In a world where fierce debates rage about nearly every film, and it seems the only allowable opinions regarding any film are “love it” or “hate it,” it’s comforting to know Paddington exists.
For how could one not love Paddington, the orphaned bear from darkest Peru who travels to London in search of a family and a home?
There’s an unassuming, unpresuming innocence here that washes over the viewer like a cascade of bubbles. For a few minutes, perhaps, you may find yourself floating a few inches off the ground, swept up in the charm of a CGI bear in awe of the world.
But don’t mistake this for some kind of saccharine-sweet, contrived magic. For here, even in Paddington’s London, villains exist—in the form of Nicole Kidman in the first and Hugh Grant in the second.
G.K. Chesterton once wrote, “Fairy tales are true, not because they tell us that dragons exist, but because they tell us that dragons can be beaten.”
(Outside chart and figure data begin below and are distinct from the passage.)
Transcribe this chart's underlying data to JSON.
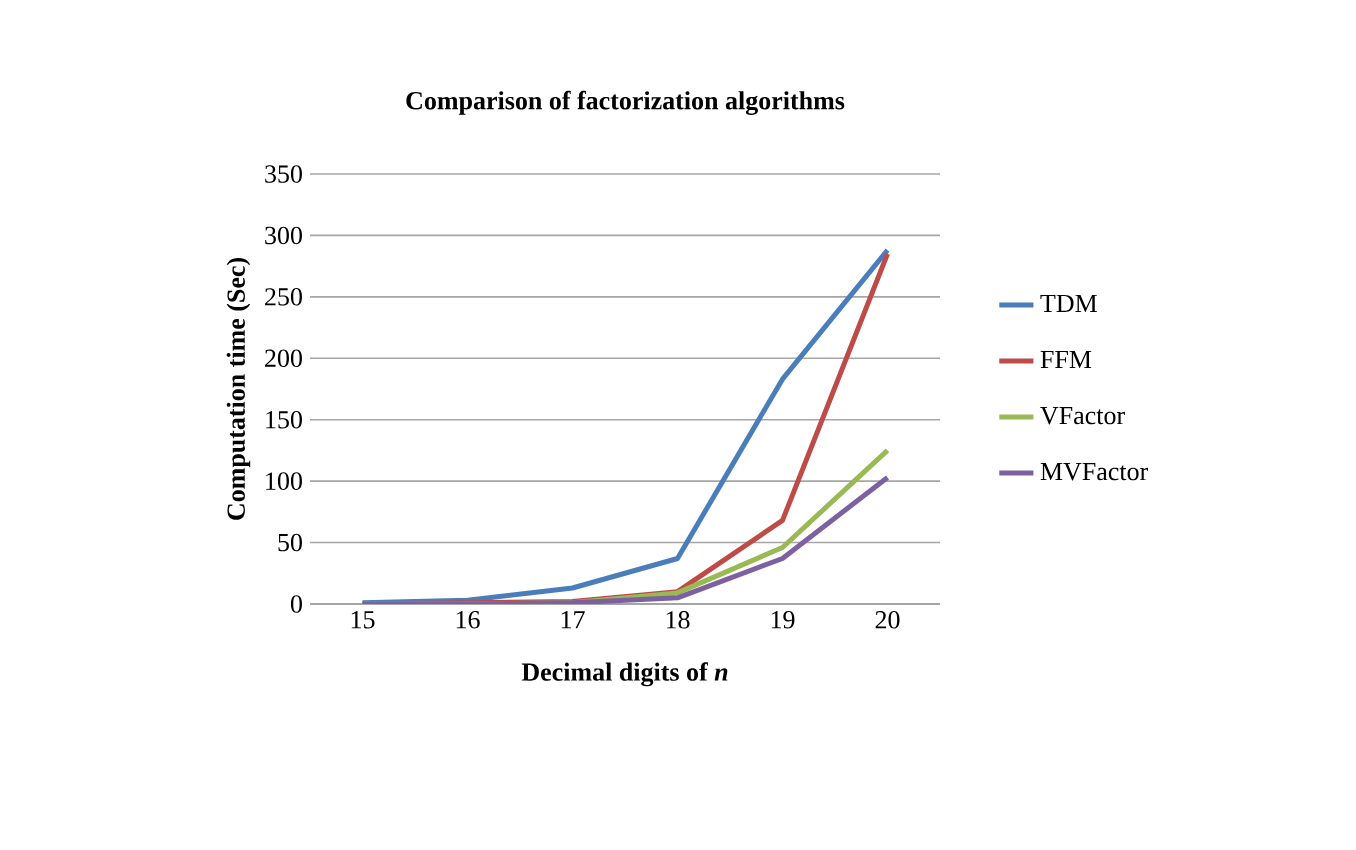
{
  "chart_data": {
    "type": "line",
    "title": "Comparison of factorization algorithms",
    "xlabel": "Decimal digits of *n*",
    "ylabel": "Computation time (Sec)",
    "categories": [
      "15",
      "16",
      "17",
      "18",
      "19",
      "20"
    ],
    "series": [
      {
        "name": "TDM",
        "color": "#4a7ebb",
        "values": [
          1,
          3,
          13,
          37,
          183,
          288
        ]
      },
      {
        "name": "FFM",
        "color": "#be4b48",
        "values": [
          0,
          1,
          2,
          10,
          68,
          285
        ]
      },
      {
        "name": "VFactor",
        "color": "#98b954",
        "values": [
          0,
          0,
          1,
          9,
          46,
          125
        ]
      },
      {
        "name": "MVFactor",
        "color": "#7d60a0",
        "values": [
          0,
          0,
          1,
          5,
          37,
          103
        ]
      }
    ],
    "ylim": [
      0,
      350
    ],
    "yticks": [
      0,
      50,
      100,
      150,
      200,
      250,
      300,
      350
    ],
    "grid": "y",
    "legend": "right",
    "marker": "none",
    "line_style": "solid"
  }
}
In the same, way, perhaps, the charm of Paddington is not simply its unrelenting optimism, but its existence in a world overrun by films that, even if they endeavor to be fun and light-hearted (looking at you Peter Rabbit), still manage to cater to something other than the best common denominator.
Oh, and if you’re still in doubt, Hugh Grant considers Paddington 2 to be “the best film I’ve ever been in.”